Perhaps I am thinking of this because I just returned from the wedding of my only niece. As I watched the families gather and was awe-struck by the beauty and promise of this young couple, I became aware of how each of us were experiencing the story in which we were all players in very different ways. The young couple were the center of a story they had planned and prepared for over more than a year. Their grasp of ecstatic joy caused them to literally glow. I watched the father of the bride, my brother, choke back tears as the truth of his now grown daughter was held in tension with his memories of the young daughter who first won his heart. As the mother of the bride congratulated the couple with words of love, she also was letting go of a relationship she had honed for over two decades with her only child and taking on a new one with this now married woman.

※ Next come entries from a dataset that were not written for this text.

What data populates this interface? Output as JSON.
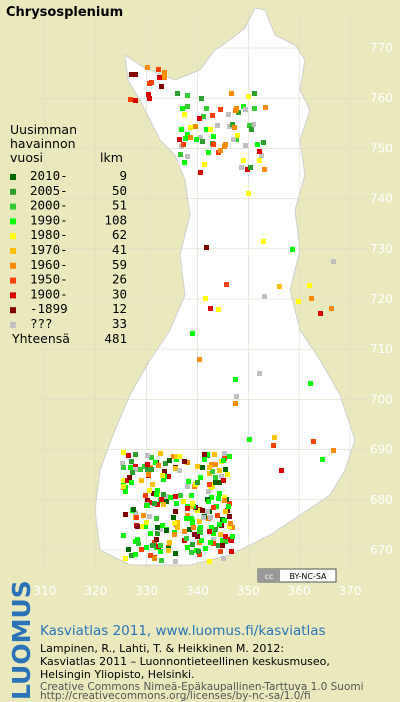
{
  "title": "Chrysosplenium",
  "legend": {
    "header": [
      "Uusimman",
      "havainnon",
      "vuosi"
    ],
    "count_header": "lkm",
    "rows": [
      {
        "label": "2010-",
        "count": 9,
        "color": "#006400"
      },
      {
        "label": "2005-",
        "count": 50,
        "color": "#2e9e2e"
      },
      {
        "label": "2000-",
        "count": 51,
        "color": "#33cc33"
      },
      {
        "label": "1990-",
        "count": 108,
        "color": "#00ff00"
      },
      {
        "label": "1980-",
        "count": 62,
        "color": "#ffff00"
      },
      {
        "label": "1970-",
        "count": 41,
        "color": "#ffc000"
      },
      {
        "label": "1960-",
        "count": 59,
        "color": "#ff8c00"
      },
      {
        "label": "1950-",
        "count": 26,
        "color": "#ff4000"
      },
      {
        "label": "1900-",
        "count": 30,
        "color": "#dd0000"
      },
      {
        "label": "-1899",
        "count": 12,
        "color": "#800000"
      },
      {
        "label": "???",
        "count": 33,
        "color": "#c0c0c0"
      }
    ],
    "total_label": "Yhteensä",
    "total": 481
  },
  "grid": {
    "xticks": [
      310,
      320,
      330,
      340,
      350,
      360,
      370
    ],
    "yticks": [
      670,
      680,
      690,
      700,
      710,
      720,
      730,
      740,
      750,
      760,
      770
    ]
  },
  "license_badge": "BY-NC-SA",
  "footer": {
    "logo": "LUOMUS",
    "heading": "Kasviatlas 2011, www.luomus.fi/kasviatlas",
    "citation": [
      "Lampinen, R., Lahti, T. & Heikkinen M. 2012:",
      "Kasviatlas 2011 – Luonnontieteellinen keskusmuseo,",
      "Helsingin Yliopisto, Helsinki."
    ],
    "license": [
      "Creative Commons Nimeä-Epäkaupallinen-Tarttuva 1.0 Suomi",
      "http://creativecommons.org/licenses/by-nc-sa/1.0/fi"
    ]
  }
}
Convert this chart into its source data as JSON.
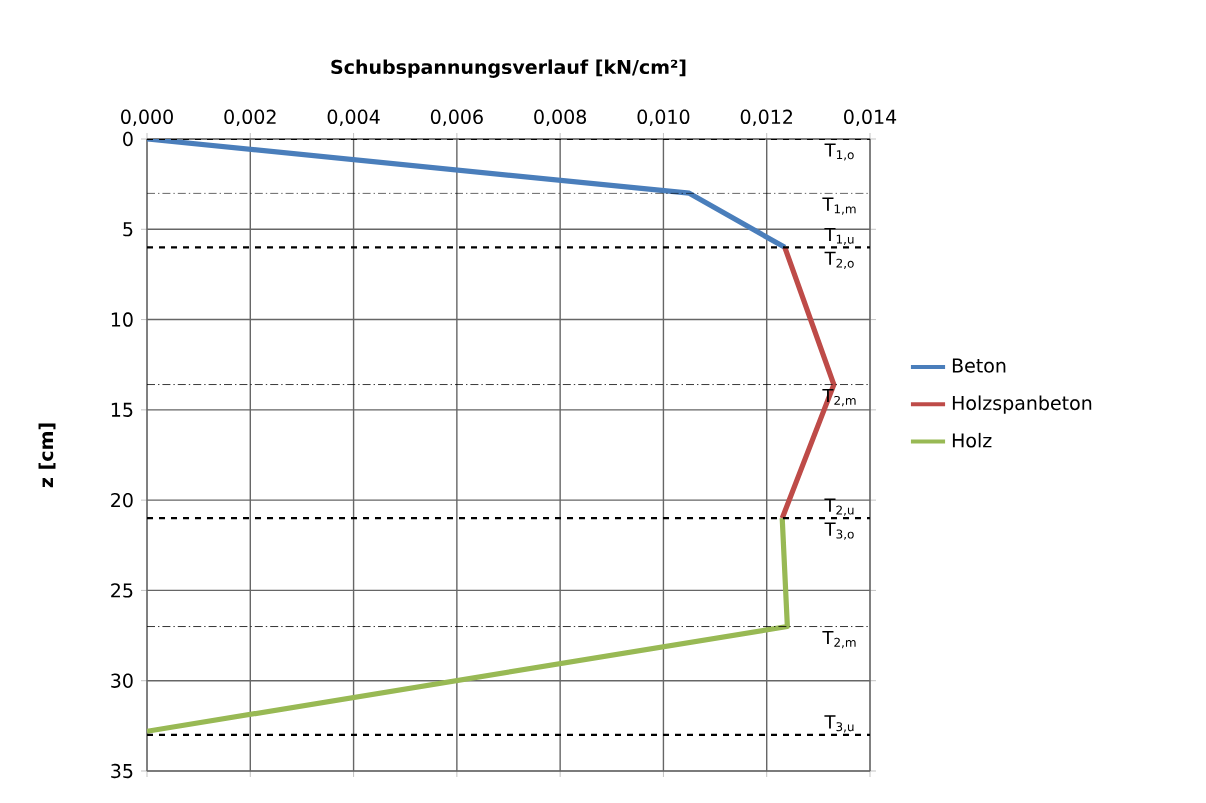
{
  "chart_data": {
    "type": "line",
    "xlabel": "Schubspannungsverlauf [kN/cm²]",
    "ylabel": "z [cm]",
    "xlim": [
      0,
      0.014
    ],
    "ylim": [
      35,
      0
    ],
    "xticks": [
      {
        "value": 0,
        "label": "0,000"
      },
      {
        "value": 0.002,
        "label": "0,002"
      },
      {
        "value": 0.004,
        "label": "0,004"
      },
      {
        "value": 0.006,
        "label": "0,006"
      },
      {
        "value": 0.008,
        "label": "0,008"
      },
      {
        "value": 0.01,
        "label": "0,010"
      },
      {
        "value": 0.012,
        "label": "0,012"
      },
      {
        "value": 0.014,
        "label": "0,014"
      }
    ],
    "yticks": [
      0,
      5,
      10,
      15,
      20,
      25,
      30,
      35
    ],
    "grid": true,
    "legend": "right",
    "marker": "none",
    "line_style": "solid",
    "series": [
      {
        "name": "Beton",
        "color": "#4a7ebb",
        "x": [
          0,
          0.0105,
          0.01235
        ],
        "values": [
          0,
          3,
          6
        ]
      },
      {
        "name": "Holzspanbeton",
        "color": "#be4b48",
        "x": [
          0.01235,
          0.0133,
          0.0123
        ],
        "values": [
          6,
          13.6,
          21
        ]
      },
      {
        "name": "Holz",
        "color": "#98b954",
        "x": [
          0.0123,
          0.0124,
          0
        ],
        "values": [
          21,
          27,
          32.8
        ]
      }
    ],
    "ref_lines": [
      {
        "axis": "y",
        "value": 0,
        "line_style": "dashed",
        "color": "#000000",
        "label": "T$_{1,o}$"
      },
      {
        "axis": "y",
        "value": 3,
        "line_style": "dashdot",
        "color": "#000000",
        "label": "T$_{1,m}$"
      },
      {
        "axis": "y",
        "value": 6,
        "line_style": "dashed",
        "color": "#000000",
        "label": "T$_{2,o}$"
      },
      {
        "axis": "y",
        "value": 13.6,
        "line_style": "dashdot",
        "color": "#000000",
        "label": "T$_{2,m}$"
      },
      {
        "axis": "y",
        "value": 21,
        "line_style": "dashed",
        "color": "#000000",
        "label": "T$_{3,o}$"
      },
      {
        "axis": "y",
        "value": 27,
        "line_style": "dashdot",
        "color": "#000000",
        "label": "T$_{2,m}$"
      },
      {
        "axis": "y",
        "value": 33,
        "line_style": "dashed",
        "color": "#000000",
        "label": "T$_{3,u}$"
      }
    ],
    "annotations": [
      "T$_{1,u}$",
      "T$_{2,u}$"
    ]
  }
}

 And so it went from grandparent to aunts and uncles, from cousins to friends, we all were seeing this story play out from our own vantage point. We were seeing the truth being told for each of us in our own way. The truth I saw being played out was mine, not that of anyone else at the wedding. While we all experienced the joy of the day we could only do so through our own lens, through our own experience.

 Like the Christmas story we will hear in its entirety once again, we will find a new truth that is ours for this year. It won't be heard in the same way by the person who sits near us or those who sit rows away. It will be our privilege to once again open our ears and our hearts to the truth that will be ours this Christmas. And to that I say: "Alleluia!" 

 

 

Nighttime

"May you befriend the darkness.
May Sister Night be a tender and fierce companion.
May Longing lie down with you:
may you trace the curve of Desire's face.
and sleep in Memory's embrace.
May the spirits attend your dreaming
till absence gives way to flesh
and the shadows return your touch."
~Jan L. Richardson

As the days of Advent begin to envelop us, here in the Northern Hemisphere darkness is becoming the clothes we wear. On Tuesday I realized I had gone to work in darkness and come home in darkness. The daylight hours are becoming shorter and shorter as we march toward December 21st and the Winter Solstice when the light will begin returning in slow increments. We began this journey in June, the days getter darker, but we are only feeling its depth in these December days.

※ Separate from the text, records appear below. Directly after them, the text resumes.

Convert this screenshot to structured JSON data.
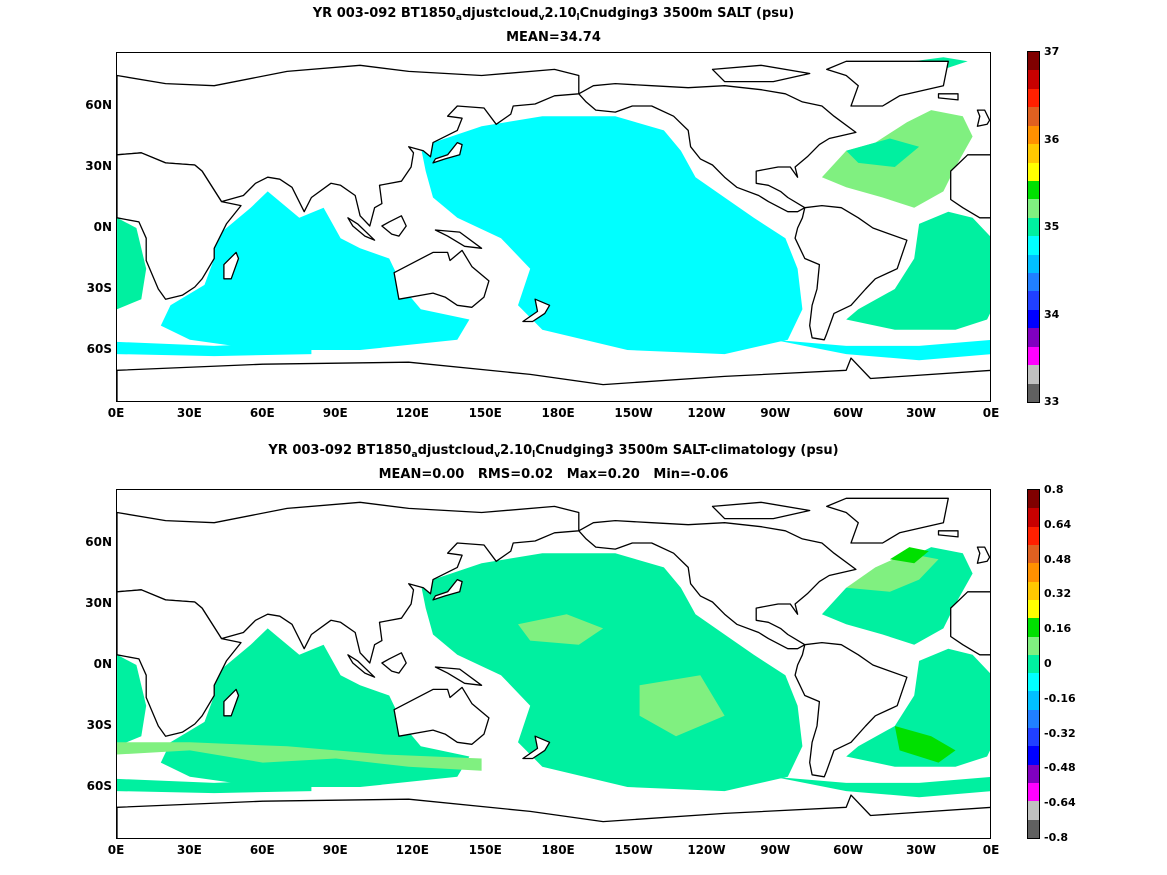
{
  "top": {
    "title_prefix": "YR 003-092 BT1850",
    "title_sub1": "a",
    "title_mid1": "djustcloud",
    "title_sub2": "v",
    "title_mid2": "2.10",
    "title_sub3": "l",
    "title_suffix": "Cnudging3 3500m SALT (psu)",
    "stats": "MEAN=34.74"
  },
  "bottom": {
    "title_prefix": "YR 003-092 BT1850",
    "title_sub1": "a",
    "title_mid1": "djustcloud",
    "title_sub2": "v",
    "title_mid2": "2.10",
    "title_sub3": "l",
    "title_suffix": "Cnudging3 3500m SALT-climatology (psu)",
    "stats": "MEAN=0.00   RMS=0.02   Max=0.20   Min=-0.06"
  },
  "chart_data": [
    {
      "type": "heatmap",
      "title": "YR 003-092 BT1850_adjustcloud_v2.10_lCnudging3 3500m SALT (psu)",
      "subtitle": "MEAN=34.74",
      "x_ticks": [
        "0E",
        "30E",
        "60E",
        "90E",
        "120E",
        "150E",
        "180E",
        "150W",
        "120W",
        "90W",
        "60W",
        "30W",
        "0E"
      ],
      "y_ticks": [
        "60N",
        "30N",
        "0N",
        "30S",
        "60S"
      ],
      "colorbar": {
        "range": [
          33,
          37
        ],
        "tick_labels": [
          "37",
          "36",
          "35",
          "34",
          "33"
        ],
        "colors_top_to_bottom": [
          "#800000",
          "#c80000",
          "#ff2000",
          "#e06020",
          "#ff9000",
          "#ffc800",
          "#ffff00",
          "#00e000",
          "#80f080",
          "#00f0a0",
          "#00ffff",
          "#00c0ff",
          "#2080ff",
          "#2040ff",
          "#0000ff",
          "#8000c0",
          "#ff00ff",
          "#c0c0c0",
          "#606060"
        ]
      },
      "dominant_values": {
        "pacific_indian_deep": 34.7,
        "atlantic_deep": 34.9,
        "north_atlantic_deep": 34.95
      }
    },
    {
      "type": "heatmap",
      "title": "YR 003-092 BT1850_adjustcloud_v2.10_lCnudging3 3500m SALT-climatology (psu)",
      "subtitle": "MEAN=0.00   RMS=0.02   Max=0.20   Min=-0.06",
      "x_ticks": [
        "0E",
        "30E",
        "60E",
        "90E",
        "120E",
        "150E",
        "180E",
        "150W",
        "120W",
        "90W",
        "60W",
        "30W",
        "0E"
      ],
      "y_ticks": [
        "60N",
        "30N",
        "0N",
        "30S",
        "60S"
      ],
      "colorbar": {
        "range": [
          -0.8,
          0.8
        ],
        "tick_labels": [
          "0.8",
          "0.64",
          "0.48",
          "0.32",
          "0.16",
          "0",
          "-0.16",
          "-0.32",
          "-0.48",
          "-0.64",
          "-0.8"
        ],
        "colors_top_to_bottom": [
          "#800000",
          "#c80000",
          "#ff2000",
          "#e06020",
          "#ff9000",
          "#ffc800",
          "#ffff00",
          "#00e000",
          "#80f080",
          "#00f0a0",
          "#00ffff",
          "#00c0ff",
          "#2080ff",
          "#2040ff",
          "#0000ff",
          "#8000c0",
          "#ff00ff",
          "#c0c0c0",
          "#606060"
        ]
      },
      "stats": {
        "mean": 0.0,
        "rms": 0.02,
        "max": 0.2,
        "min": -0.06
      }
    }
  ],
  "colors": {
    "ocean_top": "#00ffff",
    "ocean_top_atlantic": "#00f0a0",
    "ocean_top_nat": "#80f080",
    "ocean_bottom": "#00f0a0",
    "ocean_bottom_pos": "#80f080",
    "ocean_bottom_hi": "#00e000",
    "land": "#ffffff",
    "coast": "#000000"
  }
}
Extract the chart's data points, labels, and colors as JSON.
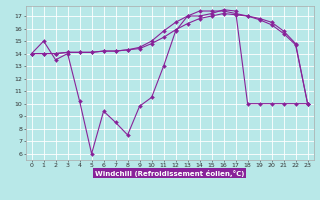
{
  "x": [
    0,
    1,
    2,
    3,
    4,
    5,
    6,
    7,
    8,
    9,
    10,
    11,
    12,
    13,
    14,
    15,
    16,
    17,
    18,
    19,
    20,
    21,
    22,
    23
  ],
  "line1": [
    14,
    15,
    13.5,
    14,
    10.2,
    6,
    9.4,
    8.5,
    7.5,
    9.8,
    10.5,
    13,
    15.8,
    17,
    17,
    17.2,
    17.5,
    17.4,
    10,
    10,
    10,
    10,
    10,
    10
  ],
  "line2": [
    14,
    14.0,
    14.0,
    14.1,
    14.1,
    14.1,
    14.2,
    14.2,
    14.3,
    14.4,
    14.8,
    15.3,
    15.9,
    16.4,
    16.8,
    17.0,
    17.2,
    17.1,
    17.0,
    16.8,
    16.5,
    15.8,
    14.8,
    10
  ],
  "line3": [
    14,
    14.0,
    14.0,
    14.1,
    14.1,
    14.1,
    14.2,
    14.2,
    14.3,
    14.5,
    15.0,
    15.8,
    16.5,
    17.0,
    17.4,
    17.4,
    17.4,
    17.2,
    17.0,
    16.7,
    16.3,
    15.6,
    14.7,
    10
  ],
  "line_color": "#882299",
  "bg_color": "#b8e8e8",
  "grid_color": "#ffffff",
  "xlabel": "Windchill (Refroidissement éolien,°C)",
  "ylim_min": 5.5,
  "ylim_max": 17.8,
  "xlim_min": -0.5,
  "xlim_max": 23.5,
  "yticks": [
    6,
    7,
    8,
    9,
    10,
    11,
    12,
    13,
    14,
    15,
    16,
    17
  ],
  "xticks": [
    0,
    1,
    2,
    3,
    4,
    5,
    6,
    7,
    8,
    9,
    10,
    11,
    12,
    13,
    14,
    15,
    16,
    17,
    18,
    19,
    20,
    21,
    22,
    23
  ],
  "tick_fontsize": 4.5,
  "xlabel_fontsize": 5.0,
  "line_width": 0.8,
  "marker_size": 2.0
}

And so we have the privilege, I believe, of actually living the days of Advent as if the light of the world was slowly eeking away. Intellectually we know this is only a cycle of something much bigger than our human knowing. But the daily living of this darkness can allow us, if we are open to it, to sink into that darkness as we wait with expectation for the Light of the World. It is not without great genius that we celebrate Christmas so close to the time when the sun begins its returning light. If we are aware, we can actually experience the gift of light, not only in the story of Christmas, but also in how we walk through our ordinary days noticing light and shadow,warmth and cold.

How do you allow the darkness to come into your life? How do you find  comfort and hope in it? How do you allow the absence of light to nurture the spark of Spirit that lives and glows within you, within all? Darkness holds seeds and infants, chicks inside eggs and the birth of stars. Darkness can also hold all that is waiting to be born in us. 

Today, I invite you to embrace the darkness and all that it holds forth. Soon its gifts will be bathed in light.